SUNDAY’S WELL | Hospitality
NEW YORK, NY (KIPS BAY)
1,500 SF | Interior / EXTERIOR RENOVATION
The chosen name of this Kip’s Bay local brought with it a lineage of its own—though perhaps unknown to most outside of residents of Cork, Ireland or fans of their local rugby team. Nevertheless, the search through culture and history leveled on a choice that came to define the moniker of this public house to a new generation of regulars even before the doors were open. The space itself bore a similar quality, having housed pint-drinking patrons for over a decade under different establishment headlines. These layers of fingerprints and artifacts set the stage for deciding which pieces of history would be used to anchor the new countenance of the design and which would be removed to make way for elements that would create a new experience.
Ultimately it was some of the largest bones that ended up creating a starting point for new ideas. With some layers of ornament stripped back, the basic structure of an Irish back bar served as a base for its new organization.
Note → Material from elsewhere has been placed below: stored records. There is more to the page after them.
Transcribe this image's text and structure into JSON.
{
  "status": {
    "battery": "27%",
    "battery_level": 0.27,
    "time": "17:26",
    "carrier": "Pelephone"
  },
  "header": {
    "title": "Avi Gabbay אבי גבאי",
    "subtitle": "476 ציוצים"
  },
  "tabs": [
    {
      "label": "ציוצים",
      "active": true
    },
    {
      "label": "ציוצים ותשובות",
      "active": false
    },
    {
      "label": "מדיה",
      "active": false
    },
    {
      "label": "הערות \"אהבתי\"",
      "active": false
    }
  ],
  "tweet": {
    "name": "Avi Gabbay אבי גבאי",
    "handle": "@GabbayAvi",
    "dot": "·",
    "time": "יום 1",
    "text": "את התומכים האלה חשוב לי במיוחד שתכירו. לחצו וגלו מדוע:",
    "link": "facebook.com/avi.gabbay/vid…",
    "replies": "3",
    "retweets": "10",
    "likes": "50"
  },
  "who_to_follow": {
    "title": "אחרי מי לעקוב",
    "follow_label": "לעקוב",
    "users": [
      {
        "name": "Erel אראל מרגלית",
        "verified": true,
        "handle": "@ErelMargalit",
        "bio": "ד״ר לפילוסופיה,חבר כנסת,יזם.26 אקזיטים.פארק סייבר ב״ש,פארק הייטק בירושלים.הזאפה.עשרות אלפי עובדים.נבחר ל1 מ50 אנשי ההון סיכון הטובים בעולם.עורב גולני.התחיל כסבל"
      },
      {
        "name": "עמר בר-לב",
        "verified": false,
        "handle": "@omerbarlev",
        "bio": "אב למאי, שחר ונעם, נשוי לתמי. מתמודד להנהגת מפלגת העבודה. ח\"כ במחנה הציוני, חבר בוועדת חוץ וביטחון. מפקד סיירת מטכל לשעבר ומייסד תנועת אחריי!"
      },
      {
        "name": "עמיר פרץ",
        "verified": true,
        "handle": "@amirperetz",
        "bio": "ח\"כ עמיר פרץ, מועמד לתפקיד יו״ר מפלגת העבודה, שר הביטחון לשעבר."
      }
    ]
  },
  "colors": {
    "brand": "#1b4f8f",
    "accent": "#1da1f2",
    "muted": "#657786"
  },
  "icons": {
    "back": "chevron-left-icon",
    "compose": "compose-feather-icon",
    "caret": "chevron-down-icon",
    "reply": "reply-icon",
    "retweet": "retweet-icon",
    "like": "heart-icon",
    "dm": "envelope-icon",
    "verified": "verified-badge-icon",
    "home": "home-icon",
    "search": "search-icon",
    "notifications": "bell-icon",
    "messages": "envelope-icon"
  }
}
Though found in bold colors of black and gold, the historic carved canvas was coated in cream, allowing a new lighter presence to yield to the lines of darker wood sewn into old infrastructure for display and storage. Tall spires of lighting then pierced through the new composite to pin the old and new together in place.
Though one may not have known during the years of cold glass being lifted from worn black paint, peeling back the dark finish revealed beautiful mahogany boards at widths and quality difficult to replicate in today’s world. The rich warmth of the new (old) surface of tender became an element that tied the entire space together whether it was seating, trim or a detached sill on the exterior to foreshadow what lay within. While the reuse of key items had the added benefit of doubling down on the latent energy of high quality materials and sparing them from a fate in a landfill, they also provided the ability for Sunday’s Well to straddle the line of being both familiar and current.